Campbell searches for understanding

LONDON (Reuters) – Former England defender Sol Campbell, an intensely private man who rarely opened up to team mates or media during a hugely successful but controversial 20-year playing career, has changed since hanging up his boots.

“I am more relaxed. I have taken time to completely settle with myself. When I was playing I did not have time to put out the fires and (I) perhaps let things slide because I was concentrating on the football,” he told Reuters in an interview.

“But now I’ve retired it’s time to tell the story.”

It is quite a story: after growing up as the youngest of 12 children in the East End of London, Campbell went on to play for arch-rivals Tottenham Hotspur and Arsenal and 73 times for England as well as Portsmouth, Newcastle United and one match for Notts County.

Along the way Spurs fans, who once worshipped him, dubbed him “Judas” when he signed for Arsenal, homophobia and race issues dogged him, major honours came his way and he scored in a Champions League final.

The first official biography of the 39-year-old Campbell – “Sol Searching” – is being published next March and the process of opening up to author Simon Astaire had a big impact on the player, who at one time was England’s second-youngest captain after Bobby Moore.

“I never wanted to say too much while I was playing. I know some people do that to get more sales or some guys have done three autobiographies before they have retired but this book is not that type of gig.

“I’ve taken time to completely settle with myself. I am more relaxed about talking about myself. I wanted to say how it was and how maybe it should have been because sometimes I let things slide and got on with it, because I was concentrating on the football.

DIFFERENT BOOK

“When I was growing up I didn’t have a massive PR company to put out fires here or start fires which some people like to do to get themselves known or whatever. It is a different kind of book, it’s not straight from the back pages.”

At the heart of the story is his hugely controversial transfer from Spurs to Arsenal in 2001, a move that Spurs fans still regard as the ultimate betrayal by a player who grew up in the youth team to become captain of Spurs, a club overshadowed by their rivals’ success.

Campbell explains his reasons for the move at length in the book and told Reuters: “I did not take the decision lightly. I took a long time to decide, a long time, and I gave the club time to rectify the situation.

“On a personal level it was a very difficult situation but in the end I had to look at my career. I understand the Arsenal-Tottenham situation, of course I do, but the very first time I ever put on an Arsenal shirt I did not find it a problem.

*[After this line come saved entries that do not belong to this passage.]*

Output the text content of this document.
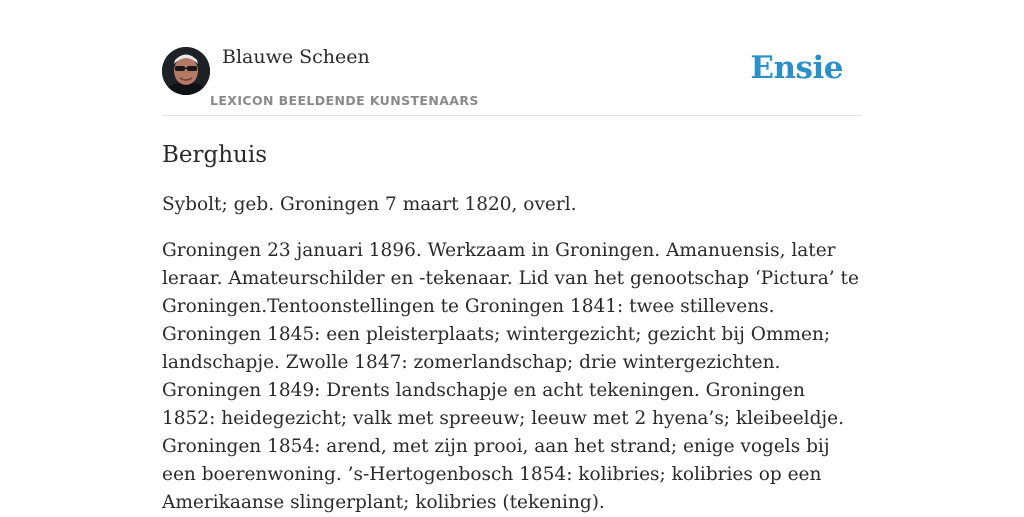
Blauwe Scheen
LEXICON BEELDENDE KUNSTENAARS
Ensie
Berghuis

Sybolt; geb. Groningen 7 maart 1820, overl.

Groningen 23 januari 1896. Werkzaam in Groningen. Amanuensis, later leraar. Amateurschilder en -tekenaar. Lid van het genootschap ‘Pictura’ te Groningen.Tentoonstellingen te Groningen 1841: twee stillevens. Groningen 1845: een pleisterplaats; wintergezicht; gezicht bij Ommen; landschapje. Zwolle 1847: zomerlandschap; drie wintergezichten. Groningen 1849: Drents landschapje en acht tekeningen. Groningen 1852: heidegezicht; valk met spreeuw; leeuw met 2 hyena’s; kleibeeldje. Groningen 1854: arend, met zijn prooi, aan het strand; enige vogels bij een boerenwoning. ’s-Hertogenbosch 1854: kolibries; kolibries op een Amerikaanse slingerplant; kolibries (tekening).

“I was going to a side that at that time was absolutely fantastic, one of the best teams Arsenal has ever had. They had strength in depth, pure grit and sublime skill.

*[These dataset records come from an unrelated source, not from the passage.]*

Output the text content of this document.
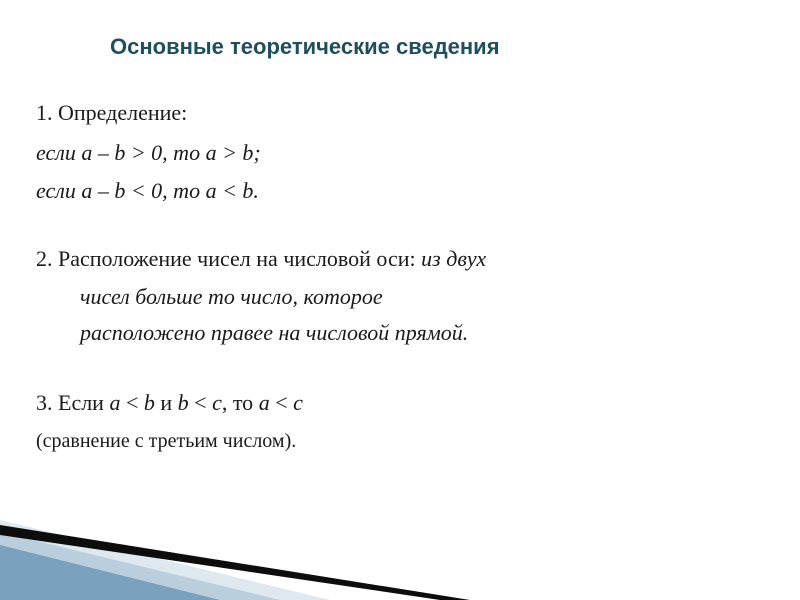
Основные теоретические сведения
1. Определение:
если а – b > 0, то а > b;
если а – b < 0, то а < b.
2. Расположение чисел на числовой оси: из двух
чисел больше то число, которое
расположено правее на числовой прямой.
3. Если а < b и b < c, то а < c
(сравнение с третьим числом).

“They had everything. I was joining a club with a lot of character on and off the field and I wanted to be part of it.

“I had to start winning things, and I did. I could not go through a whole career of ifs and buts.”

POLICE CALLED

Campbell says he was the first footballer to call in the police to deal with the harassment he received from fans, although not while he was at Arsenal.

He was still being hounded by Spurs fans when he went to Portsmouth in 2006, and he decided enough was enough.

“How I was treated was disgusting really and I had to take it into my own hands to stop it.

“I was the first one to actually get the police involved at that level to calm people down because it got out of hand.”

Police arrested 11 people in 2009 after investigating allegations of racist and homophobic chanting aimed at Campbell, and several were banned from football, fined or given police cautions.

“It really got out of hand when I went to Portsmouth,” Campbell said. “That’s when the police got involved. I wasn’t even at Arsenal any more. What the hell was going on?

“My family started to get affected… I wasn’t having that. It had to stop. It was a frenzy, it kept going on and on. When it started to spill out of the sport, spill out of the stadium and started to affect people in different parts of your life, well it had to stop.”

Campbell won the FA Cup and League double with Arsenal in 2002, and was a member of their “Invincibles”, the team that went unbeaten in the 2003-04 season.

He scored for Arsenal in their 2-1 defeat to Barcelona in the 2006 Champions League final, before winning the FA Cup with Portsmouth in 2008.

Controversy followed him to Notts County where he played one match before realising he had made a terrible mistake and walking out in 2009.

His playing career ended in 2011 with a brief spell back at Arsenal and a handful of games for Newcastle United. He is now taking his UEFA coaching badges.

“People will see a different side of me,” he said of the book.

“But it’s not just about me, it’s about what happens in a life as well. I am just one character who has been through a lot of things and I am talking about them. I found it tough to do. It was emotional; it was therapeutic.”

And it is more likely to be on sale in the Arsenal club shop rather than Tottenham’s.